I’m a 21-year-old student in the United States, and as such, I have taken more tests in my life than I can even comprehend. They range from grade school spelling to standardized tests in high school to the midterms and finals each semester at college.

Now I’m at a point where I’m being challenged with a whole new kind of trial. Let me explain.

A couple weeks ago I wrote a column questioning my dependency on technology. I contended that we rely too heavily on modern technology and perhaps we should rethink where we stand.

Now, as I write this very sentence, I am using a borrowed computer. My laptop had a minor run-in with a cup of coffee and now I’m facing a true test. How long can I survive without all the conveniences of having a computer in my room?

As a testament of just how dependent I am, my first instinct when my computer would not turn on was to Google the solution. It took me a minute to figure out why this wouldn’t work. Obviously, the next step was to borrow someone else’s computer to find the answer.

But alas, no amount of search engine scouring could yield a resolution for my problem. I accepted there was nothing to be done that night and set my laptop aside. Fortunately I was able to focus my attention elsewhere and not dwell on my misfortune. I met up with some friends and we entertained ourselves with online quizzes at on someone else’s computer.

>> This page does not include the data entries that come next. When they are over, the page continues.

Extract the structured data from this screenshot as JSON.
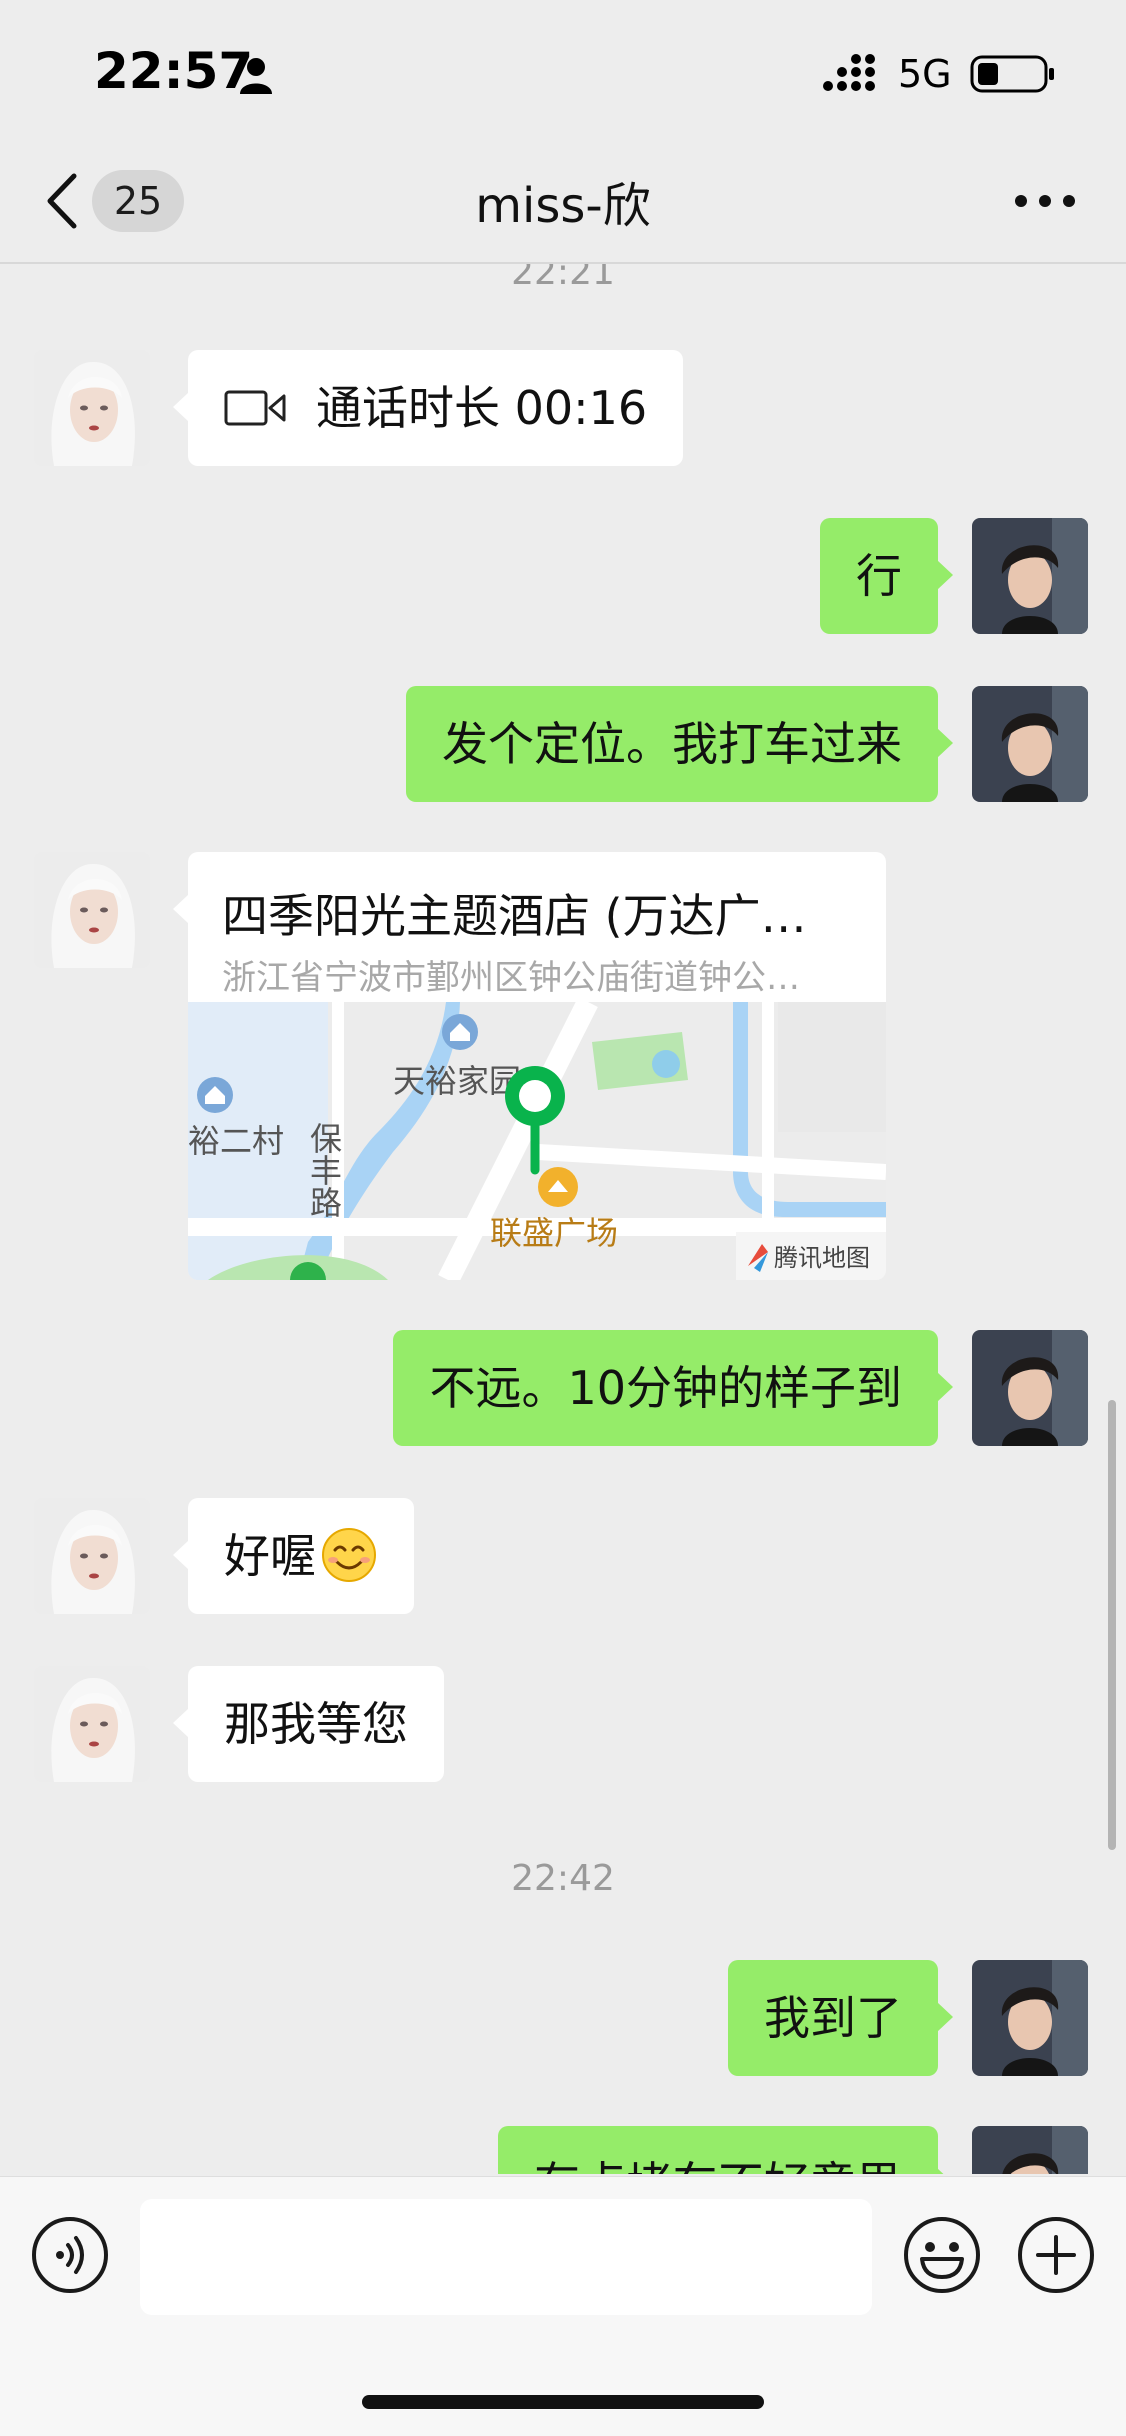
{
  "status_bar": {
    "time": "22:57",
    "network": "5G"
  },
  "nav": {
    "back_badge": "25",
    "title": "miss-欣"
  },
  "messages": {
    "timestamp_top": "22:21",
    "call": {
      "text": "通话时长 00:16"
    },
    "m1": "行",
    "m2": "发个定位。我打车过来",
    "location": {
      "title": "四季阳光主题酒店 (万达广…",
      "address": "浙江省宁波市鄞州区钟公庙街道钟公…",
      "map_labels": {
        "village": "裕二村",
        "estate": "天裕家园",
        "road": "保丰路",
        "plaza": "联盛广场",
        "provider": "腾讯地图"
      }
    },
    "m3": "不远。10分钟的样子到",
    "m4": "好喔",
    "m5": "那我等您",
    "timestamp_mid": "22:42",
    "m6": "我到了",
    "m7": "有点堵车不好意思"
  },
  "input": {
    "placeholder": ""
  },
  "colors": {
    "outgoing_bubble": "#95ec69",
    "incoming_bubble": "#ffffff",
    "background": "#ededed"
  }
}
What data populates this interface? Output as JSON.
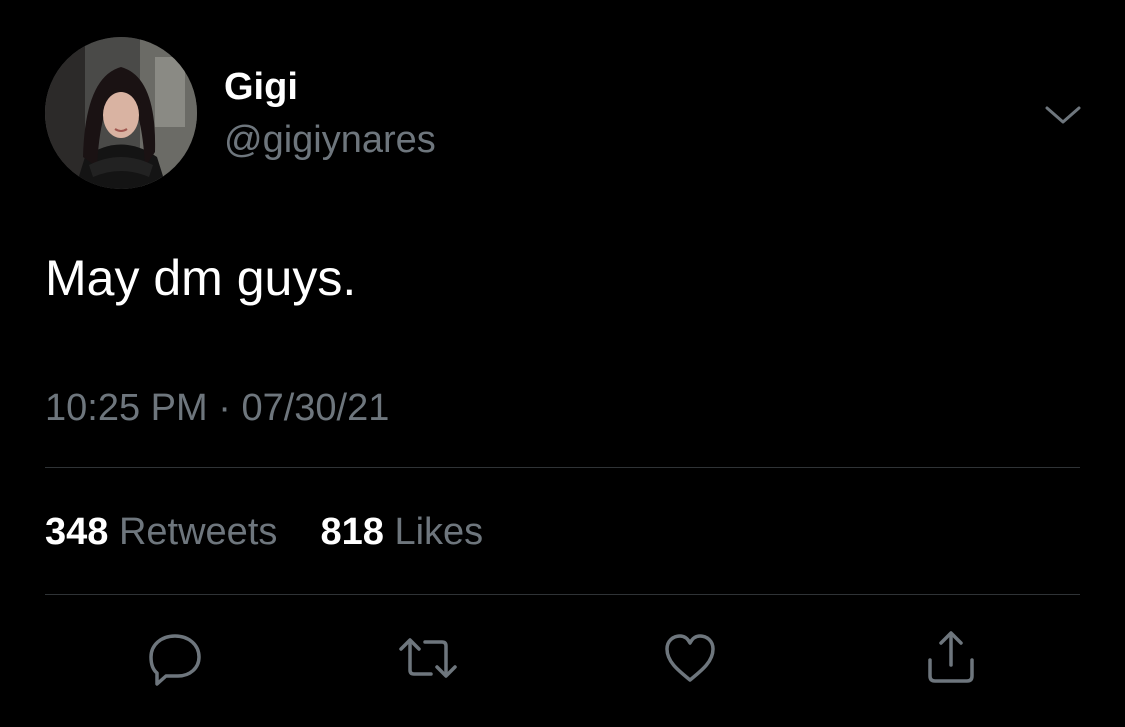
{
  "tweet": {
    "display_name": "Gigi",
    "handle": "@gigiynares",
    "text": "May dm guys.",
    "time": "10:25 PM",
    "separator": "·",
    "date": "07/30/21"
  },
  "stats": {
    "retweets_count": "348",
    "retweets_label": "Retweets",
    "likes_count": "818",
    "likes_label": "Likes"
  },
  "actions": {
    "reply_icon": "reply-icon",
    "retweet_icon": "retweet-icon",
    "like_icon": "heart-icon",
    "share_icon": "share-icon"
  },
  "colors": {
    "background": "#000000",
    "primary_text": "#ffffff",
    "secondary_text": "#6e767d",
    "divider": "#2f3336"
  }
}
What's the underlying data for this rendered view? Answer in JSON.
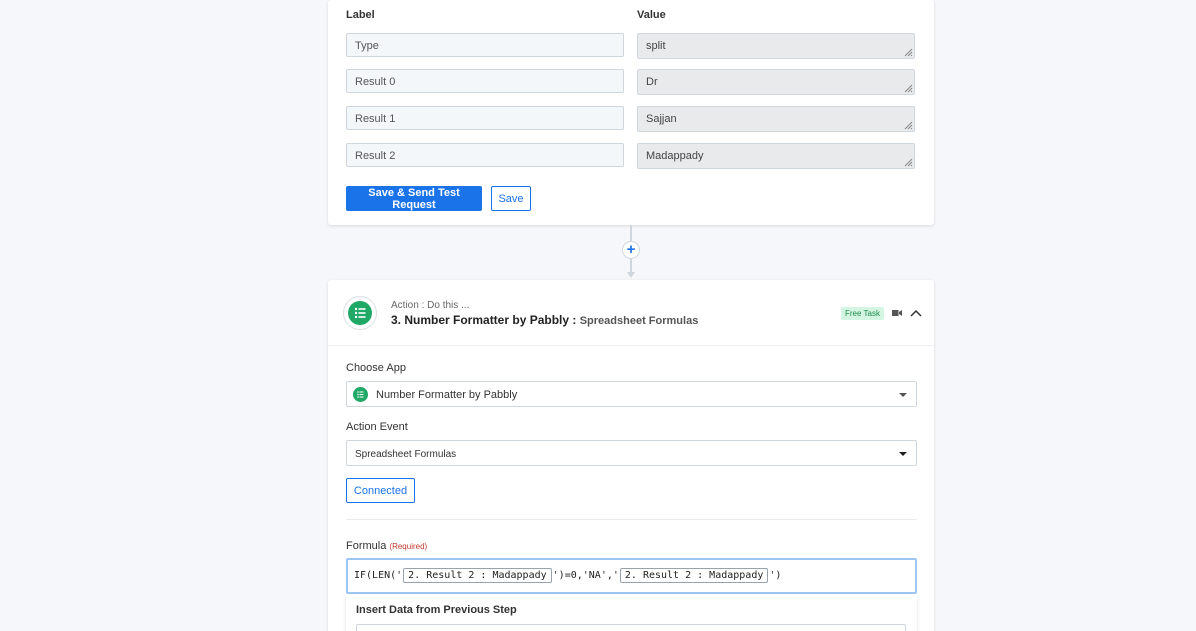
{
  "response_table": {
    "label_header": "Label",
    "value_header": "Value",
    "rows": [
      {
        "label": "Type",
        "value": "split"
      },
      {
        "label": "Result 0",
        "value": "Dr"
      },
      {
        "label": "Result 1",
        "value": "Sajjan"
      },
      {
        "label": "Result 2",
        "value": "Madappady"
      }
    ],
    "save_send_label": "Save & Send Test Request",
    "save_label": "Save"
  },
  "connector": {
    "plus_symbol": "+"
  },
  "action_step": {
    "subtitle": "Action : Do this ...",
    "title": "3. Number Formatter by Pabbly :",
    "event_name": "Spreadsheet Formulas",
    "badge": "Free Task",
    "badge_color": "#d4f5e2",
    "icons": [
      "video-icon",
      "chevron-up-icon"
    ],
    "choose_app_label": "Choose App",
    "app_selected": "Number Formatter by Pabbly",
    "action_event_label": "Action Event",
    "event_selected": "Spreadsheet Formulas",
    "connected_label": "Connected",
    "formula_label": "Formula",
    "required_text": "(Required)",
    "formula": {
      "prefix": "IF(LEN('",
      "pill1": "2. Result 2 : Madappady",
      "middle": "')=0,'NA','",
      "pill2": "2. Result 2 : Madappady",
      "suffix": "')"
    },
    "insert_title": "Insert Data from Previous Step"
  },
  "colors": {
    "primary": "#1a73e8",
    "app_green": "#1fa866",
    "background": "#f5f7fa"
  }
}
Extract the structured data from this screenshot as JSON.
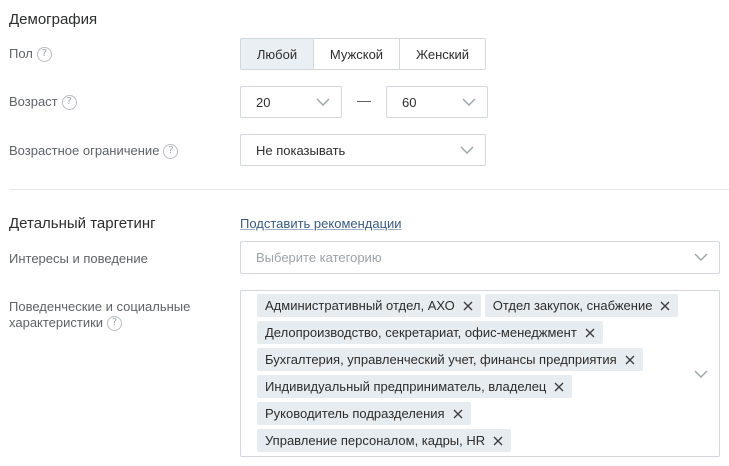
{
  "demography": {
    "title": "Демография",
    "gender": {
      "label": "Пол",
      "options": [
        "Любой",
        "Мужской",
        "Женский"
      ],
      "selected": "Любой"
    },
    "age": {
      "label": "Возраст",
      "from": "20",
      "to": "60",
      "separator": "—"
    },
    "age_restriction": {
      "label": "Возрастное ограничение",
      "value": "Не показывать"
    }
  },
  "detailed": {
    "title": "Детальный таргетинг",
    "recommend_link": "Подставить рекомендации",
    "interests": {
      "label": "Интересы и поведение",
      "placeholder": "Выберите категорию"
    },
    "behavior": {
      "label_line1": "Поведенческие и социальные",
      "label_line2": "характеристики",
      "tags": [
        "Административный отдел, АХО",
        "Отдел закупок, снабжение",
        "Делопроизводство, секретариат, офис-менеджмент",
        "Бухгалтерия, управленческий учет, финансы предприятия",
        "Индивидуальный предприниматель, владелец",
        "Руководитель подразделения",
        "Управление персоналом, кадры, HR"
      ]
    }
  },
  "help_glyph": "?",
  "icons": {
    "chevron": "chevron-down-icon",
    "remove": "close-icon",
    "help": "help-icon"
  },
  "colors": {
    "border": "#d3d6db",
    "tag_bg": "#e6ecf0",
    "active_seg": "#e9eff3",
    "link": "#3a5b80"
  }
}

This morning I woke up for class and prepared for my day as usual. Only today, I didn’t have music playing while I got ready, and I didn’t peruse any websites before heading off to class. Oddly enough, I found myself with some extra time before calculus was scheduled to begin, so I actually made it to breakfast.

Between the time I finish class and go to work, I usually play a game or two of solitaire or catch up on some blog reading. Instead, today I grabbed a newspaper and read by a cozy fire. Not a bad substitution, if I do say so myself.

It certainly does sound like being without a computer can have its advantages. But, of course, there’s the dark side of the situation. I’m not handling it nearly as well as the breakfast and reading by the fire would suggest.

My computer has been out of commission for less than 24 hours. In that time, I’ve made 14 phone calls trying to get to the root of the problem, and I’ve sent several text messages eliciting sympathy for my plight. Good thing my phone isn’t broken too, or I’d be going crazy. I’ve been to four separate locations to use public computers, sending inquiries to computer stores and trying to keep up with all my correspondences.

By all measures it seems I’ve failed this test. Even with a broken laptop, I can’t seem to stop my computer usage.

On the other hand, I have to say I can take a hint. Between the GPS malfunction last month and the current computer mishap, I’ve had plenty of opportunities to think about technology. Granted, most of my thoughts have been loathing, but still, I honestly believe I have a better perspective of how much I actually rely on technology every single day.

I wouldn’t wish a broken computer on anyone, not even to teach a lesson. So be thankful for technology today, and go check out Sporcle.